MANIFESTO, MAKASSAR– Gubernur Sulawesi Selatan, Nurdin Abdullah menegaskan pembangunan Gedung Twin Tower di Kawasan Center Point of Indonesia merupakan langkah untuk meningkatkan sinergitas karena semua ada dan terintegrasi di dalamnya. 

Hal ini disampaikan Gubernur Sulsel saat melakukan groundbreaking pembangunan Gedung Twin Tower di Kawasan Center Point of Indonesia, didampingi Wakil Gubernur Sulsel serta jajaran Forkopimda, Sabtu (7/11/20).

Bacaan Lainnya

Nurdin Abdullah mengatakang gedung ini akan menjadi gedung terintegrasi di mana akan ada Kantor Gubernur Sulsel, DPRD Sulsel serta Bupati/Wali Kota se-Sulsel disertai dengan fasilitas lengkap lainnya seperti mal, hotel dan restoran serta lainnya.

“Saya kira untuk membangun Sulsel ke depan mudah, karena kita semua semakin bersinergi di dalam Twin Tower ini,” ucap Nurdin.

Ia menyebutkan dalam dua tahun kepemimpinannya bersama Wakil Gubernur Andi Sudirman Sulaiman ingin semakin memperkuat sinergitas antara dinas dan lainnya. 

“Kita ingin membangun sinergitas antara dinas, membangun secara terintegrasi semua. Tetapi kita punya kantor jauh-jauhan semua, sementara kita punya peluang kita punya lahan di pinggir pantai ini sangat strategis untuk kita jadikan pusat pemerintahan,” sebutnya.

GubernurSulsel lebih jauh mengaku Pembangunan Twin Tower dilakukan selama 18 bulan oleh PT Waskita dengan sistem Keytrum, dengan anggaran sebanyak Rp1,9 triliun.

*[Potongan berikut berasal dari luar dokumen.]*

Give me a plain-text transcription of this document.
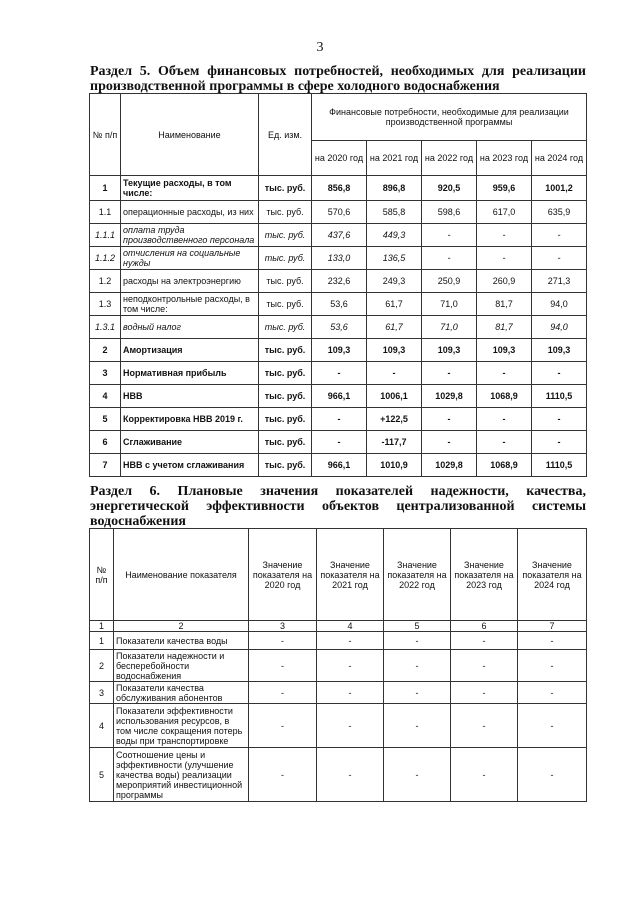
3
Раздел 5. Объем финансовых потребностей, необходимых для реализации производственной программы в сфере холодного водоснабжения
№ п/п	Наименование	Ед. изм.	Финансовые потребности, необходимые для реализации производственной программы				
			на 2020 год	на 2021 год	на 2022 год	на 2023 год	на 2024 год
1	Текущие расходы, в том числе:	тыс. руб.	856,8	896,8	920,5	959,6	1001,2
1.1	операционные расходы, из них	тыс. руб.	570,6	585,8	598,6	617,0	635,9
1.1.1	оплата труда производственного персонала	тыс. руб.	437,6	449,3	-	-	-
1.1.2	отчисления на социальные нужды	тыс. руб.	133,0	136,5	-	-	-
1.2	расходы на электроэнергию	тыс. руб.	232,6	249,3	250,9	260,9	271,3
1.3	неподконтрольные расходы, в том числе:	тыс. руб.	53,6	61,7	71,0	81,7	94,0
1.3.1	водный налог	тыс. руб.	53,6	61,7	71,0	81,7	94,0
2	Амортизация	тыс. руб.	109,3	109,3	109,3	109,3	109,3
3	Нормативная прибыль	тыс. руб.	-	-	-	-	-
4	НВВ	тыс. руб.	966,1	1006,1	1029,8	1068,9	1110,5
5	Корректировка НВВ 2019 г.	тыс. руб.	-	+122,5	-	-	-
6	Сглаживание	тыс. руб.	-	-117,7	-	-	-
7	НВВ с учетом сглаживания	тыс. руб.	966,1	1010,9	1029,8	1068,9	1110,5
Раздел 6. Плановые значения показателей надежности, качества, энергетической эффективности объектов централизованной системы водоснабжения
№ п/п	Наименование показателя	Значение показателя на 2020 год	Значение показателя на 2021 год	Значение показателя на 2022 год	Значение показателя на 2023 год	Значение показателя на 2024 год
1	2	3	4	5	6	7
1	Показатели качества воды	-	-	-	-	-
2	Показатели надежности и бесперебойности водоснабжения	-	-	-	-	-
3	Показатели качества обслуживания абонентов	-	-	-	-	-
4	Показатели эффективности использования ресурсов, в том числе сокращения потерь воды при транспортировке	-	-	-	-	-
5	Соотношение цены и эффективности (улучшение качества воды) реализации мероприятий инвестиционной программы	-	-	-	-	-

“Niat ini disambut oleh PT Waskita Karya untuk membangun dengan sistem keyturn. Dimana baru akan dibayarakan setelah gedung selesai.Rekanannya juga dari BUMN, BUMN pasti ada sumber-sumber pembiayaan dari luar dengan bunga yang lebih murah. Nanti setelah selesai baru kita bayar. Itupun tenggang waktu 25 tahun,” jelas Nurdin.

Lanjutanya ia mengaku kantor gubernur yang ada saat ini, nantinya akan dijadikan ruang terbuka hijau (RTH).

“Yang lama itu jadi RTH, kita harapkan akan dinikmati masyarakat sekitar sana menjadi RTH, jadi akan semakin banyak publik space yang akan kita miliki,” pungkasnya. 

Mantan Bupati Banteang ini menambahkan ditengah pandemi Covid-19 Sulsel masih terus mengeliat melakukan pembangunan infrastruktur.

“Jadi kita sangat bersyukur bawah ditengah pandemi Covid-19 Sulsel masih terus mengeliat melakukan pembangunan infrastruktur,” tambahnya 

Sementara itu, Direktur Utama Perseroda Sulsel, Taufik Fachruddin mengaku berkat bimbingan dan dorongan Gubernur Sulsel semua bisa berjalan dengan baik.

“Hadirnya gedung ini  berkat dukungan dari Gubernur dan Wakil Gubernur serta Forkopimda Sulsel, apalagi dengan merubah status Perusda Sulsel menjadi Perseroda sehingga berbagai loncatan terus dilakukan,” ucapnya.

Ia juga  mengatakan dengan semangat yang dimiliki tim perseroda maka semuanya akan bekerja semakin baik dan maksimal.

“Di Perseroda ini, selalu memberikan loncatan-loncatan yang terus terang kami juga kadang keteteran. Tapi insyaallah dengan semangat yang dimiliki tim perseroda, insyaallah salah satu bukti hari ini. PembangunanTwin Tower dapat berjalan dengan baik,” pungkasnya.